Apache Security Tip: Serve php / cgi file using different file type / extension

last updated December 3, 2007 in Apache, FreeBSD, Howto, lighttpd, Linux, Security

It is possible to serve .php or .cgi / .pl file using different file type / extension name. This will improve security. For example, server .html as .php file, add following to your httpd.conf or .htaccess file:
# serve .html files as php files AddType application/x-httpd-php .html # serve .nix files as cgi files AddType application/x-httpd-cgi .nix
If you are using Lighttpd web server add following to serve php as .html file:
fastcgi.map-extensions = ( ".html" => ".php" )

Posted by: Vivek Gite

The author is the creator of nixCraft and a seasoned sysadmin, DevOps engineer, and a trainer for the Linux operating system/Unix shell scripting.

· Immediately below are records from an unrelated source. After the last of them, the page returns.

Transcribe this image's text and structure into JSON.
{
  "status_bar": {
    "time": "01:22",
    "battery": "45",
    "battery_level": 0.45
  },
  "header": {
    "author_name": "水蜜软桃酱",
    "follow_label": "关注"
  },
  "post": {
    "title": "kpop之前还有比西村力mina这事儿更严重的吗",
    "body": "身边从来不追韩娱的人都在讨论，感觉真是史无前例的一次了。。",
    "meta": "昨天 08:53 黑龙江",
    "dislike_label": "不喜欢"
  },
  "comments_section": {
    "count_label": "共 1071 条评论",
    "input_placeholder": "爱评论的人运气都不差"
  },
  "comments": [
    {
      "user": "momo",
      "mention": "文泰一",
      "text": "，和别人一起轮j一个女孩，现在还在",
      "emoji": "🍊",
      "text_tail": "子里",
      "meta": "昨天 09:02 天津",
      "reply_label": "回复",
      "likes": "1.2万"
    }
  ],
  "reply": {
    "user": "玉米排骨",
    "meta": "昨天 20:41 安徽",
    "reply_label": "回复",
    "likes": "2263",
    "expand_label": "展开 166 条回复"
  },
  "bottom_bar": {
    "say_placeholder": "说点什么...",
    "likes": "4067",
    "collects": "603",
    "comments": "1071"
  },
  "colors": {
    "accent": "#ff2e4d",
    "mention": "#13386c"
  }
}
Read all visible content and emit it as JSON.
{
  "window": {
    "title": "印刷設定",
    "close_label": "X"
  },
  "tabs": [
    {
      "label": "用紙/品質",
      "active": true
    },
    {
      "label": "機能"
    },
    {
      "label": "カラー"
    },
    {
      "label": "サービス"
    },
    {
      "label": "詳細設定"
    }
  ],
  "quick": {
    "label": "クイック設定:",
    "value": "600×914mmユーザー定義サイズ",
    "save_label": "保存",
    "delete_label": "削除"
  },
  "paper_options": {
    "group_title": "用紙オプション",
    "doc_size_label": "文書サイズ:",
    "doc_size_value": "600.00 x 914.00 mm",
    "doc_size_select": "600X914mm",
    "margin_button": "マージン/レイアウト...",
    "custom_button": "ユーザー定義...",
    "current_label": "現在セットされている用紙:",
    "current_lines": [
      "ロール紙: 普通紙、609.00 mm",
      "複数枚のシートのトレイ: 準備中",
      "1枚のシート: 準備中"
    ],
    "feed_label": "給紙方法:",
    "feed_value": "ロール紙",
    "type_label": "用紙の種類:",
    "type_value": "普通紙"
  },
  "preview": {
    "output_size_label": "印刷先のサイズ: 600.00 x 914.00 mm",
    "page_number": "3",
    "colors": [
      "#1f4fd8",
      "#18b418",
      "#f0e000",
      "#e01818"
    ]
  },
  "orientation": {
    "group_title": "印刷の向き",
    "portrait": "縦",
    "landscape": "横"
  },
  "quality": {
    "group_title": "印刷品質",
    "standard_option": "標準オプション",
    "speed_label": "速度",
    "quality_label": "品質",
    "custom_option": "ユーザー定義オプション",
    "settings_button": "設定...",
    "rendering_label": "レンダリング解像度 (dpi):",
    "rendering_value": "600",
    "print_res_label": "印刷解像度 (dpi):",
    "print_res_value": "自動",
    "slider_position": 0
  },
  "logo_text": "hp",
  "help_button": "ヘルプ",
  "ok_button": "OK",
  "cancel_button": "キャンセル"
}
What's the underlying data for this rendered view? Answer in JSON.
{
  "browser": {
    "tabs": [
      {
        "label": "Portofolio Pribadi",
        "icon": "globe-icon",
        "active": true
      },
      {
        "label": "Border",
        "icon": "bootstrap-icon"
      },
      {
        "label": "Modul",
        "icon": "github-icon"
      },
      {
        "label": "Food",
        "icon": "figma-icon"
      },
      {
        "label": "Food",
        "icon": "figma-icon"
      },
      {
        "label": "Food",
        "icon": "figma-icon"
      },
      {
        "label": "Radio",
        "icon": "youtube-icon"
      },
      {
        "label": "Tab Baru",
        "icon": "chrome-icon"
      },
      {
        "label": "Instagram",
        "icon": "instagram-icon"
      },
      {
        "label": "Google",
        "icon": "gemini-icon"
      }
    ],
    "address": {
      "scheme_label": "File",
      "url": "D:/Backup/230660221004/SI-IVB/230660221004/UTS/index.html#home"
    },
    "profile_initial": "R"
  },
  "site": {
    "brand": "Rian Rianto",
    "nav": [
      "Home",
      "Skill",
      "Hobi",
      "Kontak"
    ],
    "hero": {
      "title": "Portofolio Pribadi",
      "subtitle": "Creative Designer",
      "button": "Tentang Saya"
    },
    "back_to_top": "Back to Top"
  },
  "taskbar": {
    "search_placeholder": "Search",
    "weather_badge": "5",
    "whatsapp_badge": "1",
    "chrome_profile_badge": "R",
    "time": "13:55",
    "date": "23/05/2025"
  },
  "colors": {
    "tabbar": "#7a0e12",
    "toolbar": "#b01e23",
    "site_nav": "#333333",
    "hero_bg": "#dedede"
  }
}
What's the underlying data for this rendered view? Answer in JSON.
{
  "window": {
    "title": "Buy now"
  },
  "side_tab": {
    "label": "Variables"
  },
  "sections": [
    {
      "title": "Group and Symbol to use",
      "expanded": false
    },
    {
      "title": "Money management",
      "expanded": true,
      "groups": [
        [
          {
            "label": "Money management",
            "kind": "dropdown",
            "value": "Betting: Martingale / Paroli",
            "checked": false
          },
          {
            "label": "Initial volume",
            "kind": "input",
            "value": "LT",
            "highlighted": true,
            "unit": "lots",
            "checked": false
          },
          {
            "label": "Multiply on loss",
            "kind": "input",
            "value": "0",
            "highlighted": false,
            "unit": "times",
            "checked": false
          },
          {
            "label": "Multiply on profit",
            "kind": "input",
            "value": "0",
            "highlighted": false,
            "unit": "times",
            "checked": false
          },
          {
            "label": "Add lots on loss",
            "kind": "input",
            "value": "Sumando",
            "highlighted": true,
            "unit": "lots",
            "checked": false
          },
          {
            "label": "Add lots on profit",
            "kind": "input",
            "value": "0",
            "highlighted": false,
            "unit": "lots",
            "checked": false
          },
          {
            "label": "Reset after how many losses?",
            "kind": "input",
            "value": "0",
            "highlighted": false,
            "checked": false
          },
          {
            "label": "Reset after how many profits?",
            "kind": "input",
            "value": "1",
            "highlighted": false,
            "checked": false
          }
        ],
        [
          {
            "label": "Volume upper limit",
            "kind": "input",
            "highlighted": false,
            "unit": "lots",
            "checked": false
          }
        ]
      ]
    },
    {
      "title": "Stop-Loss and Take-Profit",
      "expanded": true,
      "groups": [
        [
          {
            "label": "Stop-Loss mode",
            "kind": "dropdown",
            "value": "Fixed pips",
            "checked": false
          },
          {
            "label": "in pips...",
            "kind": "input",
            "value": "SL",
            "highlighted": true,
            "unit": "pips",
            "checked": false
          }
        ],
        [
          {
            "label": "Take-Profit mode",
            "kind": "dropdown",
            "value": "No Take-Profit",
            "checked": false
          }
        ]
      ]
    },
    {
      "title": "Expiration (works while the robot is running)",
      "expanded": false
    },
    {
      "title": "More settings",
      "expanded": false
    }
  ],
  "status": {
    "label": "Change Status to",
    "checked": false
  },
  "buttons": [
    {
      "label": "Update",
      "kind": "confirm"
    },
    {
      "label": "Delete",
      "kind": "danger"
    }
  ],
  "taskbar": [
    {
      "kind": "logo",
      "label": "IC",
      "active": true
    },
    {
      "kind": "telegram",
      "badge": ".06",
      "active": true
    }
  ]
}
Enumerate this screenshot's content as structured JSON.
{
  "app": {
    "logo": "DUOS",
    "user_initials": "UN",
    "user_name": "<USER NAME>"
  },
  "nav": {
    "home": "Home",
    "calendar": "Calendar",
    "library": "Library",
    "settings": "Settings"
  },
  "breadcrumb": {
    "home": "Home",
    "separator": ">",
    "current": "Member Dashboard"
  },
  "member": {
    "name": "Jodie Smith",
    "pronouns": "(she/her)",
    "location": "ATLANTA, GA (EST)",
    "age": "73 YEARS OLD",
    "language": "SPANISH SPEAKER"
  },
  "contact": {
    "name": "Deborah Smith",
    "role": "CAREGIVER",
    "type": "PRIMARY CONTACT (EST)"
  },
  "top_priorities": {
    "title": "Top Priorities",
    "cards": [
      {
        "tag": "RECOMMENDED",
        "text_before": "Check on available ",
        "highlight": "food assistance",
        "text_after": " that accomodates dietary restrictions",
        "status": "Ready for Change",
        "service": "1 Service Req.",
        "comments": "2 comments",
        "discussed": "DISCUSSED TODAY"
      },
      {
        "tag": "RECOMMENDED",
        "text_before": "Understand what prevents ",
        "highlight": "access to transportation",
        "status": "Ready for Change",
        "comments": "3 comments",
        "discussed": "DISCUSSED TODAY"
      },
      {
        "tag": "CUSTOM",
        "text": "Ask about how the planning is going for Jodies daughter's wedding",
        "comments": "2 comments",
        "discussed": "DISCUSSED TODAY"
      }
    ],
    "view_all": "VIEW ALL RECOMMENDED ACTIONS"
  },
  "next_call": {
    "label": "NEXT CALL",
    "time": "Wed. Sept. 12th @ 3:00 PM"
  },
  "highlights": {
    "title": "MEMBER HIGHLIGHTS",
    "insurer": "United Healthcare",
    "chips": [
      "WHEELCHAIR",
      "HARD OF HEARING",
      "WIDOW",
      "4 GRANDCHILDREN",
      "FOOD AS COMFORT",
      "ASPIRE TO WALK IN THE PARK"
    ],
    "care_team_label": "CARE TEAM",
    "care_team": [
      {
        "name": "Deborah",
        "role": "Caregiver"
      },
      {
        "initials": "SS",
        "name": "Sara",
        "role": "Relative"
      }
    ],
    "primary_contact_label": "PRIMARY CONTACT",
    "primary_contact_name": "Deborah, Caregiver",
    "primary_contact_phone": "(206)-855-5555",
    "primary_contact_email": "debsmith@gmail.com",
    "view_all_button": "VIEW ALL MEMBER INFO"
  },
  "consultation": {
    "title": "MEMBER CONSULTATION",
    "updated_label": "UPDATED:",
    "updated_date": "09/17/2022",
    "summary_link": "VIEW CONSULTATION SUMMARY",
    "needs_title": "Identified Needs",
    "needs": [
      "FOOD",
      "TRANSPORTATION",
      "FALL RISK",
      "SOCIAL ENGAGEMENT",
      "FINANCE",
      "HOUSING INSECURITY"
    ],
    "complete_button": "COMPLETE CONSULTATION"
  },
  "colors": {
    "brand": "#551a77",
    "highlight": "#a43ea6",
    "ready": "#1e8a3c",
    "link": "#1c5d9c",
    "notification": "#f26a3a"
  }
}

Get the latest tutorials on SysAdmin, Linux/Unix and open source topics via RSS/XML feed or weekly email newsletter.

2 comment

Lane says:
December 3, 2007 at 7:32 pm
“This will improve security. ”
I may be being thick here, but how so?
Sean says:
December 4, 2007 at 3:53 am
Security through obscurity? Yeah, you’ll confuse some of the punk element, but that’s about it. And you’re adding a _ton_ of effort if you want to use any mainstream web application.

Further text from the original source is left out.